Le vélo, je n’en ai plus et la boite est bien trop éloignée d’ici, perdue dans cette affreuse zone artisanale en périphérie. J’arriverais trempé de sueur et de pluie. Il me reste encore un soupçon d'amour propre... 
Le co-voiturage ? Je n’envisage même pas de monter à bord de la berline intérieur cuir de Micheline, ma N+1 (comme on dit désormais). Elle accepterait probablement de me dépanner, mais l’idée même de bavarder avec ma supérieure hiérarchique à 8 heures du matin en respirant son parfum sucré et entêtant me donne la nausée. 
Il ne me reste plus que la solution du bus, mais à 43 ans je n’ai presque jamais emprunté les transports en commun. Pourquoi ? Le mot « commun » provoque chez moi une réaction de rejet. Le collectif me fait horreur, je n’ai jamais aimé le football, ni partager la même bouteille d’eau, le commun c’est vulgaire. Vous vous dites que je suis un affreux snob, un prétentieux, un asocial, vous avez probablement raison, je suis tout cela doublé d’un anxieux maladif. Tout bien pesé, je vais devoir me rendre à l’évidence : « Yves, prends le bus, c’est la seule solution, va falloir t’y faire mon gars. ».
J’ai téléchargé les horaires, étudié tous les arrêts, ceux aux noms d’oiseaux, ceux aux noms de provinces d’antan, j’ai bossé les correspondances, les itinéraires, aller et retour. J’ai tout noté dans un carnet. Nous sommes vendredi soir, 21 heures 13 minutes, je glisse ce carnet dans la poche intérieure de ma parka. Je suis fin prêt pour lundi matin. Je m'accorde le droit à un autre whiskey, je choisis un disque des Dogs, Too much class for the neighbourhood… l’histoire d’un mec qu’on n’invite jamais à la fête, un type qui s’en cogne parce qu’il a trop la classe pour le voisinage. Je ris seul. La guitare Rickenbacker crache ses aigus dans les enceintes, l’harmonica me donne le tournis, encore un, deux, trois whiskeys : bonne nuit.
 
« Comment faut-il faire ?
Pour capturer le bonheur,
Accepter tes pleurs »
            Dominique Dalcan
 
Dimanche soir. Je regarde le film dominical sans plaisir. C’est un blockbuster étasunien, j’utilise ce terme de lecteur du Monde Diplomatique pour me moquer, c’est tellement laid « Etasunien »... Bref c'est un film de super héros. L’intrigue est simpliste, le bien, le mal, les acteurs sont musclés, c’est pyrotechniquement parfait, visuellement épatant mais malgré tout je ne pense qu’à demain… Prendre le bus. J’ai pourtant tout appris par cœur, rempli mon carnet, schématisé les lignes.
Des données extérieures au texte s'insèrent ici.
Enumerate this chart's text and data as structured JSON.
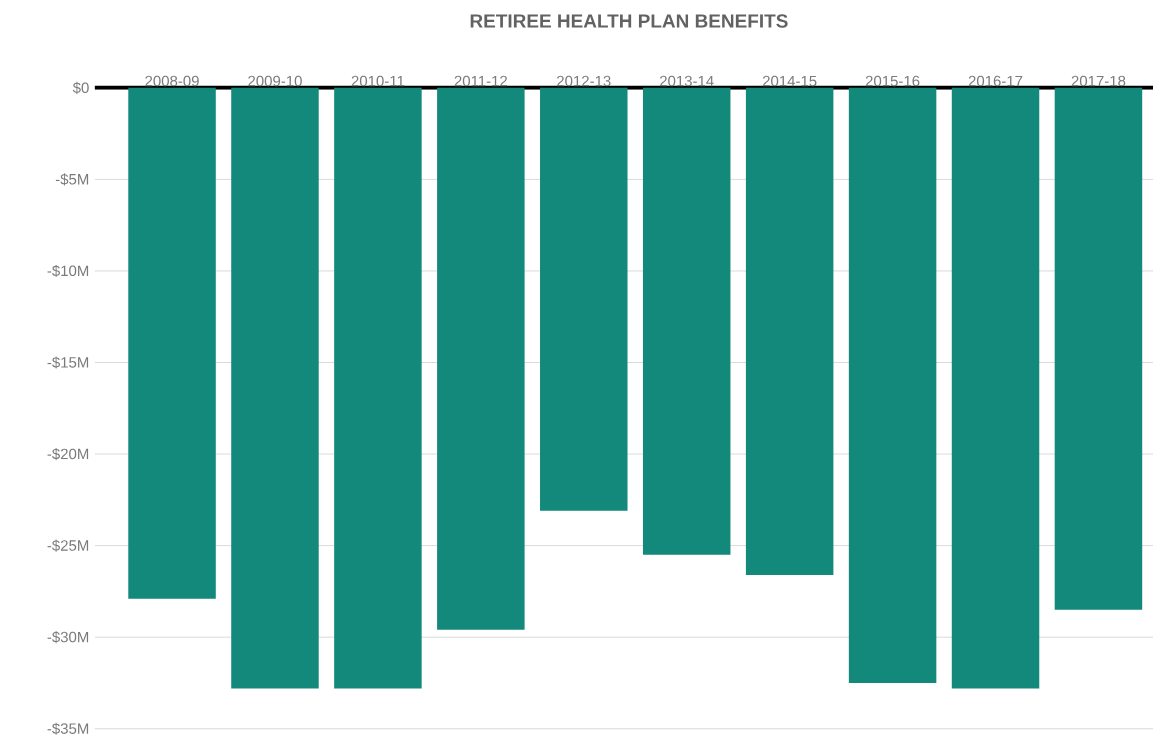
{
  "chart_data": {
    "type": "bar",
    "title": "RETIREE HEALTH PLAN BENEFITS",
    "categories": [
      "2008-09",
      "2009-10",
      "2010-11",
      "2011-12",
      "2012-13",
      "2013-14",
      "2014-15",
      "2015-16",
      "2016-17",
      "2017-18"
    ],
    "values": [
      -27.9,
      -32.8,
      -32.8,
      -29.6,
      -23.1,
      -25.5,
      -26.6,
      -32.5,
      -32.8,
      -28.5
    ],
    "color": "#12897a",
    "ylim": [
      -35,
      0
    ],
    "yticks": [
      {
        "value": 0,
        "label": "$0"
      },
      {
        "value": -5,
        "label": "-$5M"
      },
      {
        "value": -10,
        "label": "-$10M"
      },
      {
        "value": -15,
        "label": "-$15M"
      },
      {
        "value": -20,
        "label": "-$20M"
      },
      {
        "value": -25,
        "label": "-$25M"
      },
      {
        "value": -30,
        "label": "-$30M"
      },
      {
        "value": -35,
        "label": "-$35M"
      }
    ],
    "grid": "y"
  }
}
Aller : se rendre à l’arrêt Gambetta à 7h33. Laisser passer 5 arrêts, descendre à Sadi Carnot. Attendre 10 minutes, prendre la correspondance pour Centre Commercial Beausoleil. 7 arrêts, descendre à Bouvreuils. 3 minutes de marche jusqu’à la COGIFEP. Je vous épargne le voyage retour.
Les questions se bousculent, le bus sera-t-il en retard, comment savoir si je monte dans le bon, est-ce que le chauffeur aura la monnaie sur un billet de 10 euros, sera-t-il aimable ? Il faut que je me poste près d’une porte, et si le bus est bondé, est-ce que je vais parvenir à monter à bord, ou à en descendre ? Qui appuiera sur le bouton arrêt demandé ? Combien de temps avant l’arrêt faut-il appuyer sur ce satané bouton rouge ?
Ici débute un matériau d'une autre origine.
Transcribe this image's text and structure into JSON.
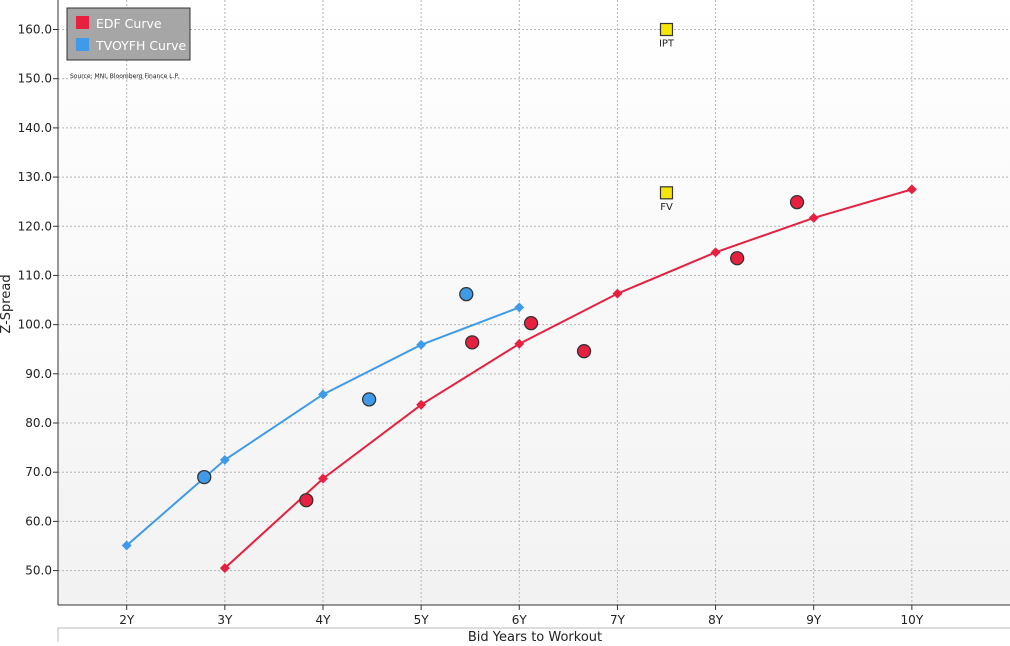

Pour me détendre je me prépare une tisane, mélange bonne nuit. « C’est quand même bien dégueulasse la tisane » je me fais cette réflexion à voix haute en prenant Iron Man à partie. Il n’en a cure et s’en va fracasser des méchants le sourire aux lèvres. Je ne bois pas toute la tasse de breuvage soporifique et me venge sur le chocolat aux noisettes. 

Au lit depuis 0 heure et 16 minutes. Il est maintenant 3 heures et 37 minutes, mon cerveau tourne à plein régime.